The Government did not dispute that the refusal to grant permission to remove the urn from one burial place to another involved an interference with the applicant’s private life. They maintained, however, that the interference was in accordance with the law, that it served legitimate aims and that it was justified under Article 8§2 of the Convention.

As to the legitimate aims invoked by the Government (see § 20 of the judgment), we are deeply convinced that the principle of the sanctity of graves is a very important one and has to be respected. However, we have difficulties in seeing how the removal of the urn of the applicant’s husband from a burial plot in Fagersta to the family burial plot in Stockholm could jeopardize such principle. The required removal would have taken place from a sacred place to a different sacred place, without any risk of disorder or attack to morals. No conflict amongst relatives arose, both the applicant and her five children and sole heirs having agreed to the removal. Although we agree that removal of remains or ashes should be strictly regulated to ensure their respect, nothing in the circumstances of the case could make us believe that the applicant and her children had regarded cemeteries and burial places as temporary repository for the deceased’s ashes. Sanctity of graves and reverence for the deceased can be regarded in many respects, including visiting graves and bringing flowers on them. We consequently doubt that it could be said that the interference in the applicant’s rights under Article 8 pursued a legitimate aim.

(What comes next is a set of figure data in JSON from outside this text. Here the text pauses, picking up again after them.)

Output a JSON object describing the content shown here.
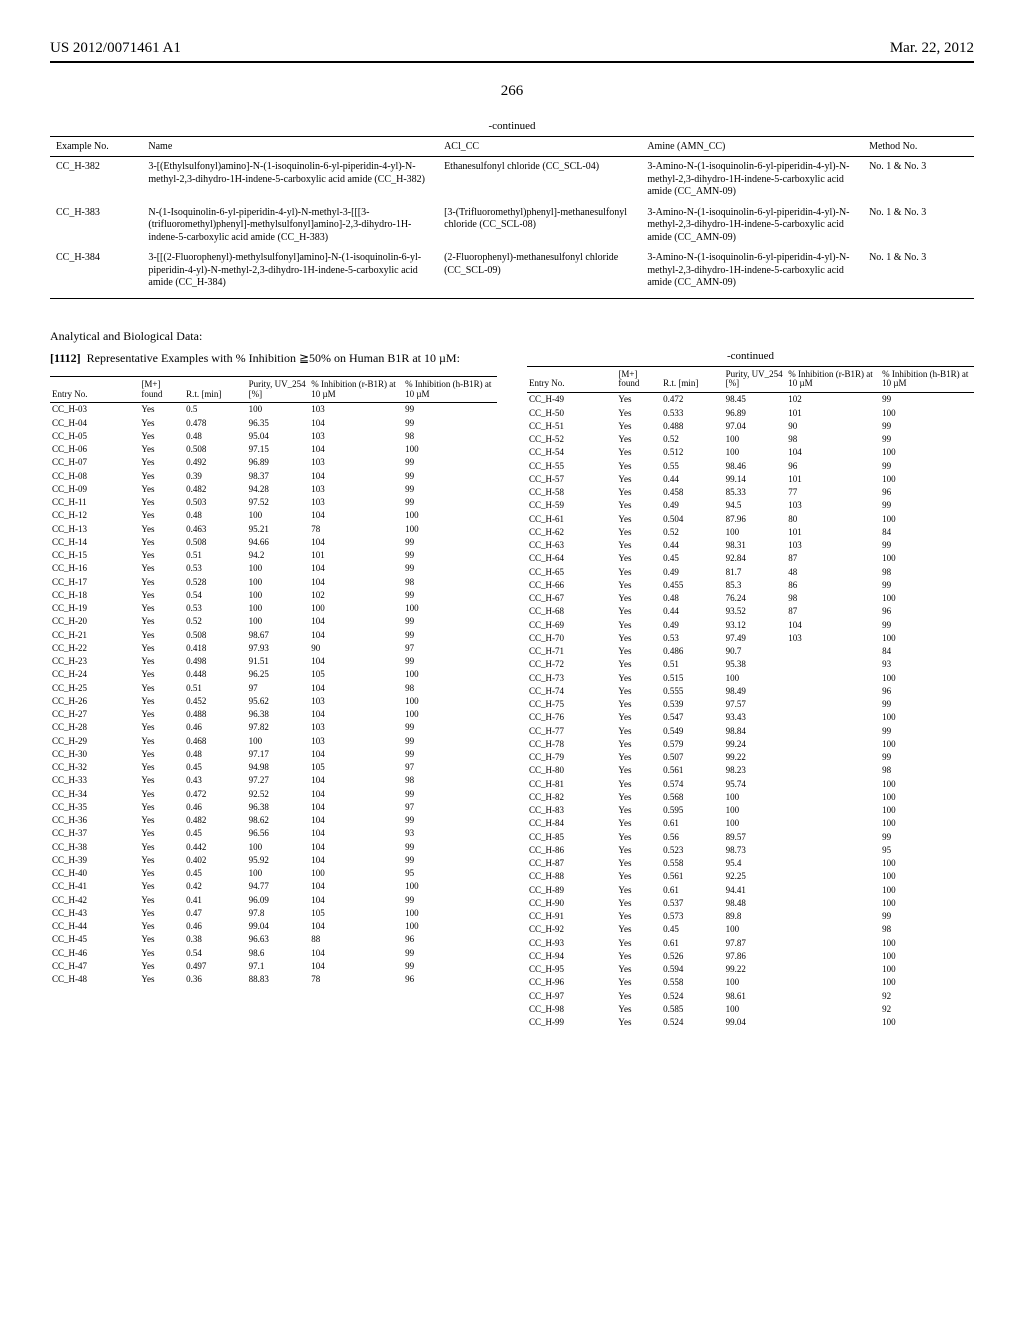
{
  "header": {
    "pub_no": "US 2012/0071461 A1",
    "date": "Mar. 22, 2012"
  },
  "page_number": "266",
  "table1": {
    "continued": "-continued",
    "headers": [
      "Example\nNo.",
      "Name",
      "ACl_CC",
      "Amine (AMN_CC)",
      "Method No."
    ],
    "rows": [
      {
        "no": "CC_H-382",
        "name": "3-[(Ethylsulfonyl)amino]-N-(1-isoquinolin-6-yl-piperidin-4-yl)-N-methyl-2,3-dihydro-1H-indene-5-carboxylic acid amide (CC_H-382)",
        "acl": "Ethanesulfonyl chloride (CC_SCL-04)",
        "amine": "3-Amino-N-(1-isoquinolin-6-yl-piperidin-4-yl)-N-methyl-2,3-dihydro-1H-indene-5-carboxylic acid amide (CC_AMN-09)",
        "method": "No. 1 & No. 3"
      },
      {
        "no": "CC_H-383",
        "name": "N-(1-Isoquinolin-6-yl-piperidin-4-yl)-N-methyl-3-[[[3-(trifluoromethyl)phenyl]-methylsulfonyl]amino]-2,3-dihydro-1H-indene-5-carboxylic acid amide (CC_H-383)",
        "acl": "[3-(Trifluoromethyl)phenyl]-methanesulfonyl chloride (CC_SCL-08)",
        "amine": "3-Amino-N-(1-isoquinolin-6-yl-piperidin-4-yl)-N-methyl-2,3-dihydro-1H-indene-5-carboxylic acid amide (CC_AMN-09)",
        "method": "No. 1 & No. 3"
      },
      {
        "no": "CC_H-384",
        "name": "3-[[(2-Fluorophenyl)-methylsulfonyl]amino]-N-(1-isoquinolin-6-yl-piperidin-4-yl)-N-methyl-2,3-dihydro-1H-indene-5-carboxylic acid amide (CC_H-384)",
        "acl": "(2-Fluorophenyl)-methanesulfonyl chloride (CC_SCL-09)",
        "amine": "3-Amino-N-(1-isoquinolin-6-yl-piperidin-4-yl)-N-methyl-2,3-dihydro-1H-indene-5-carboxylic acid amide (CC_AMN-09)",
        "method": "No. 1 & No. 3"
      }
    ]
  },
  "section": {
    "heading": "Analytical and Biological Data:",
    "para_num": "[1112]",
    "sub": "Representative Examples with % Inhibition ≧50% on Human B1R at 10 µM:"
  },
  "table2": {
    "continued": "-continued",
    "headers": [
      "Entry No.",
      "[M+]\nfound",
      "R.t. [min]",
      "Purity,\nUV_254\n[%]",
      "% Inhibition\n(r-B1R) at\n10 µM",
      "% Inhibition\n(h-B1R) at\n10 µM"
    ],
    "rows_left": [
      [
        "CC_H-03",
        "Yes",
        "0.5",
        "100",
        "103",
        "99"
      ],
      [
        "CC_H-04",
        "Yes",
        "0.478",
        "96.35",
        "104",
        "99"
      ],
      [
        "CC_H-05",
        "Yes",
        "0.48",
        "95.04",
        "103",
        "98"
      ],
      [
        "CC_H-06",
        "Yes",
        "0.508",
        "97.15",
        "104",
        "100"
      ],
      [
        "CC_H-07",
        "Yes",
        "0.492",
        "96.89",
        "103",
        "99"
      ],
      [
        "CC_H-08",
        "Yes",
        "0.39",
        "98.37",
        "104",
        "99"
      ],
      [
        "CC_H-09",
        "Yes",
        "0.482",
        "94.28",
        "103",
        "99"
      ],
      [
        "CC_H-11",
        "Yes",
        "0.503",
        "97.52",
        "103",
        "99"
      ],
      [
        "CC_H-12",
        "Yes",
        "0.48",
        "100",
        "104",
        "100"
      ],
      [
        "CC_H-13",
        "Yes",
        "0.463",
        "95.21",
        "78",
        "100"
      ],
      [
        "CC_H-14",
        "Yes",
        "0.508",
        "94.66",
        "104",
        "99"
      ],
      [
        "CC_H-15",
        "Yes",
        "0.51",
        "94.2",
        "101",
        "99"
      ],
      [
        "CC_H-16",
        "Yes",
        "0.53",
        "100",
        "104",
        "99"
      ],
      [
        "CC_H-17",
        "Yes",
        "0.528",
        "100",
        "104",
        "98"
      ],
      [
        "CC_H-18",
        "Yes",
        "0.54",
        "100",
        "102",
        "99"
      ],
      [
        "CC_H-19",
        "Yes",
        "0.53",
        "100",
        "100",
        "100"
      ],
      [
        "CC_H-20",
        "Yes",
        "0.52",
        "100",
        "104",
        "99"
      ],
      [
        "CC_H-21",
        "Yes",
        "0.508",
        "98.67",
        "104",
        "99"
      ],
      [
        "CC_H-22",
        "Yes",
        "0.418",
        "97.93",
        "90",
        "97"
      ],
      [
        "CC_H-23",
        "Yes",
        "0.498",
        "91.51",
        "104",
        "99"
      ],
      [
        "CC_H-24",
        "Yes",
        "0.448",
        "96.25",
        "105",
        "100"
      ],
      [
        "CC_H-25",
        "Yes",
        "0.51",
        "97",
        "104",
        "98"
      ],
      [
        "CC_H-26",
        "Yes",
        "0.452",
        "95.62",
        "103",
        "100"
      ],
      [
        "CC_H-27",
        "Yes",
        "0.488",
        "96.38",
        "104",
        "100"
      ],
      [
        "CC_H-28",
        "Yes",
        "0.46",
        "97.82",
        "103",
        "99"
      ],
      [
        "CC_H-29",
        "Yes",
        "0.468",
        "100",
        "103",
        "99"
      ],
      [
        "CC_H-30",
        "Yes",
        "0.48",
        "97.17",
        "104",
        "99"
      ],
      [
        "CC_H-32",
        "Yes",
        "0.45",
        "94.98",
        "105",
        "97"
      ],
      [
        "CC_H-33",
        "Yes",
        "0.43",
        "97.27",
        "104",
        "98"
      ],
      [
        "CC_H-34",
        "Yes",
        "0.472",
        "92.52",
        "104",
        "99"
      ],
      [
        "CC_H-35",
        "Yes",
        "0.46",
        "96.38",
        "104",
        "97"
      ],
      [
        "CC_H-36",
        "Yes",
        "0.482",
        "98.62",
        "104",
        "99"
      ],
      [
        "CC_H-37",
        "Yes",
        "0.45",
        "96.56",
        "104",
        "93"
      ],
      [
        "CC_H-38",
        "Yes",
        "0.442",
        "100",
        "104",
        "99"
      ],
      [
        "CC_H-39",
        "Yes",
        "0.402",
        "95.92",
        "104",
        "99"
      ],
      [
        "CC_H-40",
        "Yes",
        "0.45",
        "100",
        "100",
        "95"
      ],
      [
        "CC_H-41",
        "Yes",
        "0.42",
        "94.77",
        "104",
        "100"
      ],
      [
        "CC_H-42",
        "Yes",
        "0.41",
        "96.09",
        "104",
        "99"
      ],
      [
        "CC_H-43",
        "Yes",
        "0.47",
        "97.8",
        "105",
        "100"
      ],
      [
        "CC_H-44",
        "Yes",
        "0.46",
        "99.04",
        "104",
        "100"
      ],
      [
        "CC_H-45",
        "Yes",
        "0.38",
        "96.63",
        "88",
        "96"
      ],
      [
        "CC_H-46",
        "Yes",
        "0.54",
        "98.6",
        "104",
        "99"
      ],
      [
        "CC_H-47",
        "Yes",
        "0.497",
        "97.1",
        "104",
        "99"
      ],
      [
        "CC_H-48",
        "Yes",
        "0.36",
        "88.83",
        "78",
        "96"
      ]
    ],
    "rows_right": [
      [
        "CC_H-49",
        "Yes",
        "0.472",
        "98.45",
        "102",
        "99"
      ],
      [
        "CC_H-50",
        "Yes",
        "0.533",
        "96.89",
        "101",
        "100"
      ],
      [
        "CC_H-51",
        "Yes",
        "0.488",
        "97.04",
        "90",
        "99"
      ],
      [
        "CC_H-52",
        "Yes",
        "0.52",
        "100",
        "98",
        "99"
      ],
      [
        "CC_H-54",
        "Yes",
        "0.512",
        "100",
        "104",
        "100"
      ],
      [
        "CC_H-55",
        "Yes",
        "0.55",
        "98.46",
        "96",
        "99"
      ],
      [
        "CC_H-57",
        "Yes",
        "0.44",
        "99.14",
        "101",
        "100"
      ],
      [
        "CC_H-58",
        "Yes",
        "0.458",
        "85.33",
        "77",
        "96"
      ],
      [
        "CC_H-59",
        "Yes",
        "0.49",
        "94.5",
        "103",
        "99"
      ],
      [
        "CC_H-61",
        "Yes",
        "0.504",
        "87.96",
        "80",
        "100"
      ],
      [
        "CC_H-62",
        "Yes",
        "0.52",
        "100",
        "101",
        "84"
      ],
      [
        "CC_H-63",
        "Yes",
        "0.44",
        "98.31",
        "103",
        "99"
      ],
      [
        "CC_H-64",
        "Yes",
        "0.45",
        "92.84",
        "87",
        "100"
      ],
      [
        "CC_H-65",
        "Yes",
        "0.49",
        "81.7",
        "48",
        "98"
      ],
      [
        "CC_H-66",
        "Yes",
        "0.455",
        "85.3",
        "86",
        "99"
      ],
      [
        "CC_H-67",
        "Yes",
        "0.48",
        "76.24",
        "98",
        "100"
      ],
      [
        "CC_H-68",
        "Yes",
        "0.44",
        "93.52",
        "87",
        "96"
      ],
      [
        "CC_H-69",
        "Yes",
        "0.49",
        "93.12",
        "104",
        "99"
      ],
      [
        "CC_H-70",
        "Yes",
        "0.53",
        "97.49",
        "103",
        "100"
      ],
      [
        "CC_H-71",
        "Yes",
        "0.486",
        "90.7",
        "",
        "84"
      ],
      [
        "CC_H-72",
        "Yes",
        "0.51",
        "95.38",
        "",
        "93"
      ],
      [
        "CC_H-73",
        "Yes",
        "0.515",
        "100",
        "",
        "100"
      ],
      [
        "CC_H-74",
        "Yes",
        "0.555",
        "98.49",
        "",
        "96"
      ],
      [
        "CC_H-75",
        "Yes",
        "0.539",
        "97.57",
        "",
        "99"
      ],
      [
        "CC_H-76",
        "Yes",
        "0.547",
        "93.43",
        "",
        "100"
      ],
      [
        "CC_H-77",
        "Yes",
        "0.549",
        "98.84",
        "",
        "99"
      ],
      [
        "CC_H-78",
        "Yes",
        "0.579",
        "99.24",
        "",
        "100"
      ],
      [
        "CC_H-79",
        "Yes",
        "0.507",
        "99.22",
        "",
        "99"
      ],
      [
        "CC_H-80",
        "Yes",
        "0.561",
        "98.23",
        "",
        "98"
      ],
      [
        "CC_H-81",
        "Yes",
        "0.574",
        "95.74",
        "",
        "100"
      ],
      [
        "CC_H-82",
        "Yes",
        "0.568",
        "100",
        "",
        "100"
      ],
      [
        "CC_H-83",
        "Yes",
        "0.595",
        "100",
        "",
        "100"
      ],
      [
        "CC_H-84",
        "Yes",
        "0.61",
        "100",
        "",
        "100"
      ],
      [
        "CC_H-85",
        "Yes",
        "0.56",
        "89.57",
        "",
        "99"
      ],
      [
        "CC_H-86",
        "Yes",
        "0.523",
        "98.73",
        "",
        "95"
      ],
      [
        "CC_H-87",
        "Yes",
        "0.558",
        "95.4",
        "",
        "100"
      ],
      [
        "CC_H-88",
        "Yes",
        "0.561",
        "92.25",
        "",
        "100"
      ],
      [
        "CC_H-89",
        "Yes",
        "0.61",
        "94.41",
        "",
        "100"
      ],
      [
        "CC_H-90",
        "Yes",
        "0.537",
        "98.48",
        "",
        "100"
      ],
      [
        "CC_H-91",
        "Yes",
        "0.573",
        "89.8",
        "",
        "99"
      ],
      [
        "CC_H-92",
        "Yes",
        "0.45",
        "100",
        "",
        "98"
      ],
      [
        "CC_H-93",
        "Yes",
        "0.61",
        "97.87",
        "",
        "100"
      ],
      [
        "CC_H-94",
        "Yes",
        "0.526",
        "97.86",
        "",
        "100"
      ],
      [
        "CC_H-95",
        "Yes",
        "0.594",
        "99.22",
        "",
        "100"
      ],
      [
        "CC_H-96",
        "Yes",
        "0.558",
        "100",
        "",
        "100"
      ],
      [
        "CC_H-97",
        "Yes",
        "0.524",
        "98.61",
        "",
        "92"
      ],
      [
        "CC_H-98",
        "Yes",
        "0.585",
        "100",
        "",
        "92"
      ],
      [
        "CC_H-99",
        "Yes",
        "0.524",
        "99.04",
        "",
        "100"
      ]
    ]
  }
}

However, even assuming that the interference in the applicant’s rights under Article 8 could be said to pursue one or more legitimate aims, we consider unconvincing the Government’s (see § 21 of the judgment) and the majority’s (see §§ 26 and 27 of the judgment) arguments concerning the “necessity of the interference in a democratic society”.

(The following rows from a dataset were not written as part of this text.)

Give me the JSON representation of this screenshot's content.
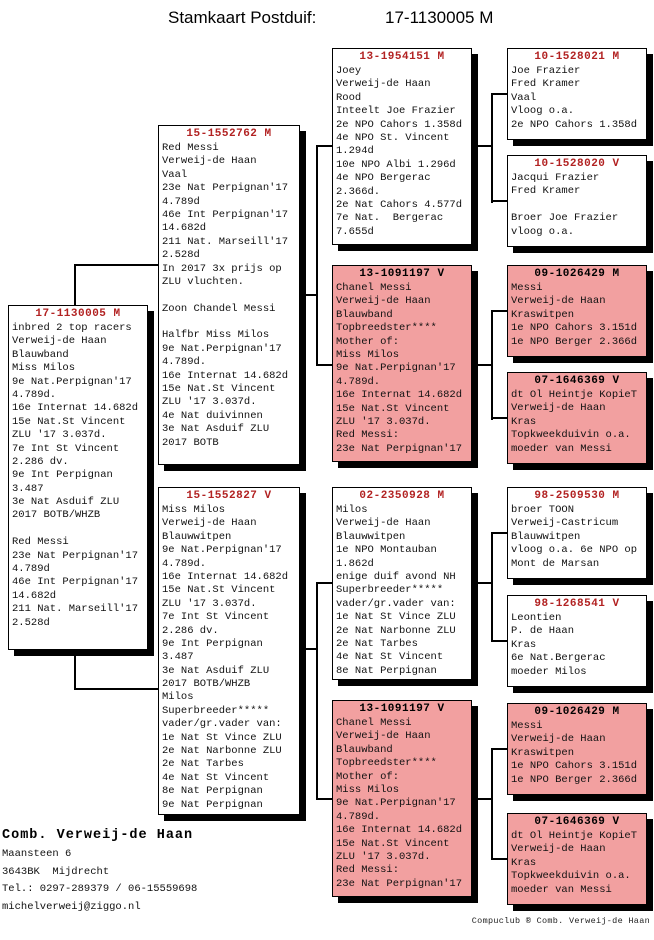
{
  "title": {
    "label": "Stamkaart Postduif:",
    "ring": "17-1130005 M"
  },
  "colors": {
    "pink": "#f2a0a0",
    "title_red": "#b22222",
    "line": "#000000"
  },
  "boxes": [
    {
      "ring": "17-1130005 M",
      "pink": false,
      "lines": [
        "inbred 2 top racers",
        "Verweij-de Haan",
        "Blauwband",
        "Miss Milos",
        "9e Nat.Perpignan'17",
        "4.789d.",
        "16e Internat 14.682d",
        "15e Nat.St Vincent",
        "ZLU '17 3.037d.",
        "7e Int St Vincent",
        "2.286 dv.",
        "9e Int Perpignan",
        "3.487",
        "3e Nat Asduif ZLU",
        "2017 BOTB/WHZB",
        "",
        "Red Messi",
        "23e Nat Perpignan'17",
        "4.789d",
        "46e Int Perpignan'17",
        "14.682d",
        "211 Nat. Marseill'17",
        "2.528d"
      ]
    },
    {
      "ring": "15-1552762 M",
      "pink": false,
      "lines": [
        "Red Messi",
        "Verweij-de Haan",
        "Vaal",
        "23e Nat Perpignan'17",
        "4.789d",
        "46e Int Perpignan'17",
        "14.682d",
        "211 Nat. Marseill'17",
        "2.528d",
        "In 2017 3x prijs op",
        "ZLU vluchten.",
        "",
        "Zoon Chandel Messi",
        "",
        "Halfbr Miss Milos",
        "9e Nat.Perpignan'17",
        "4.789d.",
        "16e Internat 14.682d",
        "15e Nat.St Vincent",
        "ZLU '17 3.037d.",
        "4e Nat duivinnen",
        "3e Nat Asduif ZLU",
        "2017 BOTB"
      ]
    },
    {
      "ring": "15-1552827 V",
      "pink": false,
      "lines": [
        "Miss Milos",
        "Verweij-de Haan",
        "Blauwwitpen",
        "9e Nat.Perpignan'17",
        "4.789d.",
        "16e Internat 14.682d",
        "15e Nat.St Vincent",
        "ZLU '17 3.037d.",
        "7e Int St Vincent",
        "2.286 dv.",
        "9e Int Perpignan",
        "3.487",
        "3e Nat Asduif ZLU",
        "2017 BOTB/WHZB",
        "Milos",
        "Superbreeder*****",
        "vader/gr.vader van:",
        "1e Nat St Vince ZLU",
        "2e Nat Narbonne ZLU",
        "2e Nat Tarbes",
        "4e Nat St Vincent",
        "8e Nat Perpignan",
        "9e Nat Perpignan"
      ]
    },
    {
      "ring": "13-1954151 M",
      "pink": false,
      "lines": [
        "Joey",
        "Verweij-de Haan",
        "Rood",
        "Inteelt Joe Frazier",
        "2e NPO Cahors 1.358d",
        "4e NPO St. Vincent",
        "1.294d",
        "10e NPO Albi 1.296d",
        "4e NPO Bergerac",
        "2.366d.",
        "2e Nat Cahors 4.577d",
        "7e Nat.  Bergerac",
        "7.655d"
      ]
    },
    {
      "ring": "13-1091197 V",
      "pink": true,
      "lines": [
        "Chanel Messi",
        "Verweij-de Haan",
        "Blauwband",
        "Topbreedster****",
        "Mother of:",
        "Miss Milos",
        "9e Nat.Perpignan'17",
        "4.789d.",
        "16e Internat 14.682d",
        "15e Nat.St Vincent",
        "ZLU '17 3.037d.",
        "Red Messi:",
        "23e Nat Perpignan'17"
      ]
    },
    {
      "ring": "02-2350928 M",
      "pink": false,
      "lines": [
        "Milos",
        "Verweij-de Haan",
        "Blauwwitpen",
        "1e NPO Montauban",
        "1.862d",
        "enige duif avond NH",
        "Superbreeder*****",
        "vader/gr.vader van:",
        "1e Nat St Vince ZLU",
        "2e Nat Narbonne ZLU",
        "2e Nat Tarbes",
        "4e Nat St Vincent",
        "8e Nat Perpignan"
      ]
    },
    {
      "ring": "13-1091197 V",
      "pink": true,
      "lines": [
        "Chanel Messi",
        "Verweij-de Haan",
        "Blauwband",
        "Topbreedster****",
        "Mother of:",
        "Miss Milos",
        "9e Nat.Perpignan'17",
        "4.789d.",
        "16e Internat 14.682d",
        "15e Nat.St Vincent",
        "ZLU '17 3.037d.",
        "Red Messi:",
        "23e Nat Perpignan'17"
      ]
    },
    {
      "ring": "10-1528021 M",
      "pink": false,
      "lines": [
        "Joe Frazier",
        "Fred Kramer",
        "Vaal",
        "Vloog o.a.",
        "2e NPO Cahors 1.358d"
      ]
    },
    {
      "ring": "10-1528020 V",
      "pink": false,
      "lines": [
        "Jacqui Frazier",
        "Fred Kramer",
        "",
        "Broer Joe Frazier",
        "vloog o.a."
      ]
    },
    {
      "ring": "09-1026429 M",
      "pink": true,
      "lines": [
        "Messi",
        "Verweij-de Haan",
        "Kraswitpen",
        "1e NPO Cahors 3.151d",
        "1e NPO Berger 2.366d"
      ]
    },
    {
      "ring": "07-1646369 V",
      "pink": true,
      "lines": [
        "dt Ol Heintje KopieT",
        "Verweij-de Haan",
        "Kras",
        "Topkweekduivin o.a.",
        "moeder van Messi"
      ]
    },
    {
      "ring": "98-2509530 M",
      "pink": false,
      "lines": [
        "broer TOON",
        "Verweij-Castricum",
        "Blauwwitpen",
        "vloog o.a. 6e NPO op",
        "Mont de Marsan"
      ]
    },
    {
      "ring": "98-1268541 V",
      "pink": false,
      "lines": [
        "Leontien",
        "P. de Haan",
        "Kras",
        "6e Nat.Bergerac",
        "moeder Milos"
      ]
    },
    {
      "ring": "09-1026429 M",
      "pink": true,
      "lines": [
        "Messi",
        "Verweij-de Haan",
        "Kraswitpen",
        "1e NPO Cahors 3.151d",
        "1e NPO Berger 2.366d"
      ]
    },
    {
      "ring": "07-1646369 V",
      "pink": true,
      "lines": [
        "dt Ol Heintje KopieT",
        "Verweij-de Haan",
        "Kras",
        "Topkweekduivin o.a.",
        "moeder van Messi"
      ]
    }
  ],
  "owner": {
    "name": "Comb. Verweij-de Haan",
    "address_lines": [
      "Maansteen 6",
      "3643BK  Mijdrecht",
      "Tel.: 0297-289379 / 06-15559698",
      "michelverweij@ziggo.nl"
    ]
  },
  "footer_credit": "Compuclub ® Comb. Verweij-de Haan"
}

As the majority highlights, the removal of the urn appears, in practical terms, to be quite easy and no public health interests seems to be involved: such reasons have never been invoked by domestic authorities, the applicant’s husband having died 34 years before the decision of the County Administrative Court in Västmanland of 5 September 1997 and his remains being in an urn.

It is true that there are no indications that the applicant’s husband was not buried in accordance with his wishes. However, it is also true that the applicant did not express any wish as to his resting place and the Funeral Act 1990 provides for particular regard to be had to the wishes of the last surviving spouse concerning the common burial place.

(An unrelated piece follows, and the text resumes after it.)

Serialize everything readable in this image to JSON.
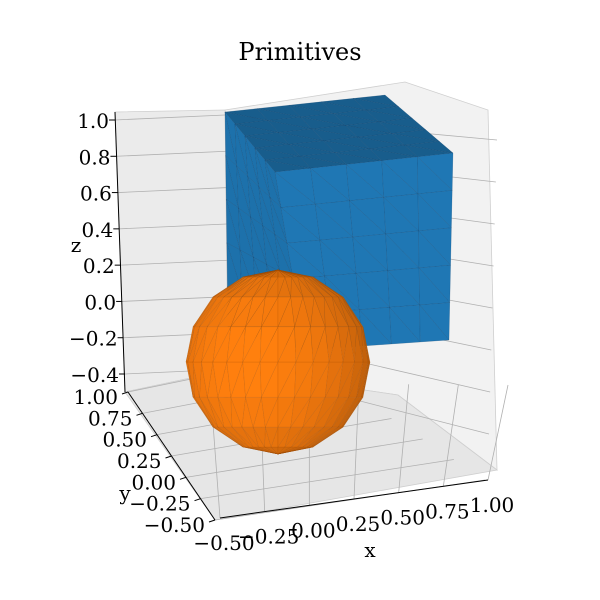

The applicant and her children lived in Fagersta when her husband died in May 1963. It is for us easily understandable that the applicant at that time decided to have her husband buried in the town where she and her children were living, since it would have been easy for the whole family to visit the cemetery. The children having grown up, in 1980 the applicant moved to Västeras to be closer to them. In 1996, having decided to be buried after her death in the family burial plot in Stockholm, she requested the cemetery authorities and then the national courts to allow the transfer of her husband’s urn to her family burial plot in Stockholm, specifying that she had no connections to Fagersta anymore, that all her children agreed to the removal and that her husband would not have objected to the transfer.

In addition, the burial plot in Stockholm is a family plot and that the contract on it is irrevocable, whereas that in Fagersta is only temporary.

In view of all these considerations, we are of the opinion that the applicant’s interest in moving the ashes of her spouse to the family grave in Stockholm weighs more heavily than the public interest invoked by the Government.

We therefore conclude that even assuming that the interference in the applicant’s rights under Article 8 pursued legitimate aims, it was not necessary in a democratic society. We consequently find that there has been a violation of Article 8 of the Convention.